Citations and references
Maine statutes:
- 25 M.R.S.A. § 2926 (Emergency Services Communication Bureau, full chapter)
- 25 M.R.S.A. § 2926(2)(C) (PSAP-site identification authority)
- 25 M.R.S.A. § 2926(2-A) (16-24 PSAP consolidation goal)
Cases:
- Town of Madison, Dep't of Elec. Works v. PUC, 682 A.2d 231 (Me. 1996) (administrative deference to agency interpretation)
Source
- Landing page: https://www.maine.gov/legis/lawlib/lldl/agops/agops.htm
- Original PDF: https://lldc.mainelegislature.org/Open/AG/Opinions/2009/ag_20090326.pdf
Original opinion text
Best-effort transcription from a scanned PDF. Minor errors may remain — the linked PDF is authoritative.
[2009-02]
STATE OF MAINE
OFFICE OF THE ATTORNEY GENERAL
6 STATE HOUSE STATION
AUGUSTA, MAINE 04333-0006
March 26, 2009
Representative H. David Cotta
Maine House of Representatives
State House Station #2
Augusta, ME 04333-0002
Dear Representative Cotta:
This letter will confirm the information provided to you in a recent phone conversation with Chief Deputy Linda Pistner, in response to your question concerning the authority of the Public Utilities Commission (PUC) to refuse a request by a municipal or county government to change its Public Safety Answering Point (PSAP) service provider. The governing statute does not expressly address this issue. However, the broad responsibility imposed on the PUC for the statewide E-9-1-1 system, together with the specific authority to establish appropriate PSAP sites provide a sufficient legal basis for the PUC's decision to require approval for a change of PSAP.
The Emergency Services Communication Bureau ("Bureau") within the PUC has broad authority to implement and manage a statewide E-9-1-1 system. See 25 M.R.S.A. § 2926. In consultation with the E-9-1-1 Council, the Bureau is responsible for developing standards, specifications and procedures by which the system operates, as detailed in § 2926(2), including the following:
C. After consultation with the affected public and private safety agency officials, identification of appropriate public safety answering point sites based on consideration of the existing dispatching capabilities of public and private safety agencies, the expressed preferences of municipalities throughout the State and overall system cost...
25 M.R.S.A. § 2926(2)(C). This language requires the Bureau to consult with affected public and private safety agency officials, and to consider both existing dispatching capabilities and expressed preferences of municipalities.
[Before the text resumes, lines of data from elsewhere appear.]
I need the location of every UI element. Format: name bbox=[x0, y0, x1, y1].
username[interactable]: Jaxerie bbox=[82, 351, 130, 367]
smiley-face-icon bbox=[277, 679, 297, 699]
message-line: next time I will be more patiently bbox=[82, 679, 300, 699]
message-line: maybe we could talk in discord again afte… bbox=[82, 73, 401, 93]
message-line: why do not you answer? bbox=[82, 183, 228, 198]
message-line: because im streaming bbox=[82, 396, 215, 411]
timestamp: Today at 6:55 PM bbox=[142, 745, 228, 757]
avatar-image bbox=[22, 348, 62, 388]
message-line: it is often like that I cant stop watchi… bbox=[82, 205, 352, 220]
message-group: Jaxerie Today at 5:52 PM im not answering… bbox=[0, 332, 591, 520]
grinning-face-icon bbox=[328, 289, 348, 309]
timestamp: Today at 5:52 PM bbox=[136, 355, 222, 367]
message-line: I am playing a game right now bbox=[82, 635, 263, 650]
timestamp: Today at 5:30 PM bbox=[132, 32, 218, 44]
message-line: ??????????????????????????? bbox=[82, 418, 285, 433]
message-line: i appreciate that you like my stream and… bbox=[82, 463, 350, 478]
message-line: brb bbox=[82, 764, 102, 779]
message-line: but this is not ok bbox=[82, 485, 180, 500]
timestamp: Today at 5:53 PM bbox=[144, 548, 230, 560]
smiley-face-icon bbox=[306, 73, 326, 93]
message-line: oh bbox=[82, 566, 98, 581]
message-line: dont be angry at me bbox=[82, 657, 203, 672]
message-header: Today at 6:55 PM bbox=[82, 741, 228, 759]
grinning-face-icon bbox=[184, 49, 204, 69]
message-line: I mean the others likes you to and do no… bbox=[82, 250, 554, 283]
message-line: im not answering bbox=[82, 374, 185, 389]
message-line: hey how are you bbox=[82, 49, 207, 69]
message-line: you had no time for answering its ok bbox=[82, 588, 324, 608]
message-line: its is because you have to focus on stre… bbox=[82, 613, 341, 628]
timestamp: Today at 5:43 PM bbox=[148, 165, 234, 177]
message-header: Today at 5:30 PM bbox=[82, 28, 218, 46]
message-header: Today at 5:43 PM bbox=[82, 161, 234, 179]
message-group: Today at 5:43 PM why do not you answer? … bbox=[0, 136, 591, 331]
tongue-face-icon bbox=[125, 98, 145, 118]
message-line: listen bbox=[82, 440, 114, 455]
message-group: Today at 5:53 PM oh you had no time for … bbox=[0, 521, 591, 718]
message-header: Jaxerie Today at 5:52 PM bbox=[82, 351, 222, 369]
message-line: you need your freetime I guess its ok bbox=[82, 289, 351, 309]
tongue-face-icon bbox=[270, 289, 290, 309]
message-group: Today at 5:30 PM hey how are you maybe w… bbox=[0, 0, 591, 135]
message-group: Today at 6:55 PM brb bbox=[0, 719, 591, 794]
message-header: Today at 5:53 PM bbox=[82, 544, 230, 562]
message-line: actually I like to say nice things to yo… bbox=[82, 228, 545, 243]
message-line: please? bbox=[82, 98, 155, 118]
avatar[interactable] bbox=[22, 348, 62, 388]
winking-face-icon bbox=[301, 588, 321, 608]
However, the authority over "identification of appropriate" PSAPs is given to the Bureau. Moreover, the Bureau also has responsibility for exercising this authority in a manner that moves toward reducing the total number of PSAPs.
2-A. Goal. To the extent possible, the bureau shall establish a total of between 16 and 24 public service answering points. The bureau shall seek to coordinate any reduction in the number of public service answering points to achieve this goal with any contractual obligations it may have or may enter into that are or could be affected by that reduction.
25 M.R.S.A. § 2926(2-A).
As the agency charged with enforcement of this statute, the PUC's interpretation is entitled to deference by a reviewing court. Town of Madison, Dep't of Elec. Works v. PUC, 682 A.2d 231 (Me. 1996). While Maine courts have not addressed the issue raised in your letter, I believe that it is likely that a court would uphold the PUC's interpretation of the current statute if such a challenge were to be brought.
I hope this information is helpful.
Janet T. Mills
Attorney General
cc: Sen. Barry Hobbins, Utilities Committee
Rep. Jon Hinck, Utilities Committee
Joanne Steneck, General Counsel, Public Utilities Commission
[Opinion attached the full text of 25 § 2926, "Emergency Services Communication Bureau," including the full subsection list (System design A-J), Goal subsection 2-A, Rulemaking subsection 3, Technical assistance subsection 4, Call answering coverage subsection 5, and System databases subsection 6, with their statutory amendment histories. The full statutory attachment is preserved in the linked PDF.]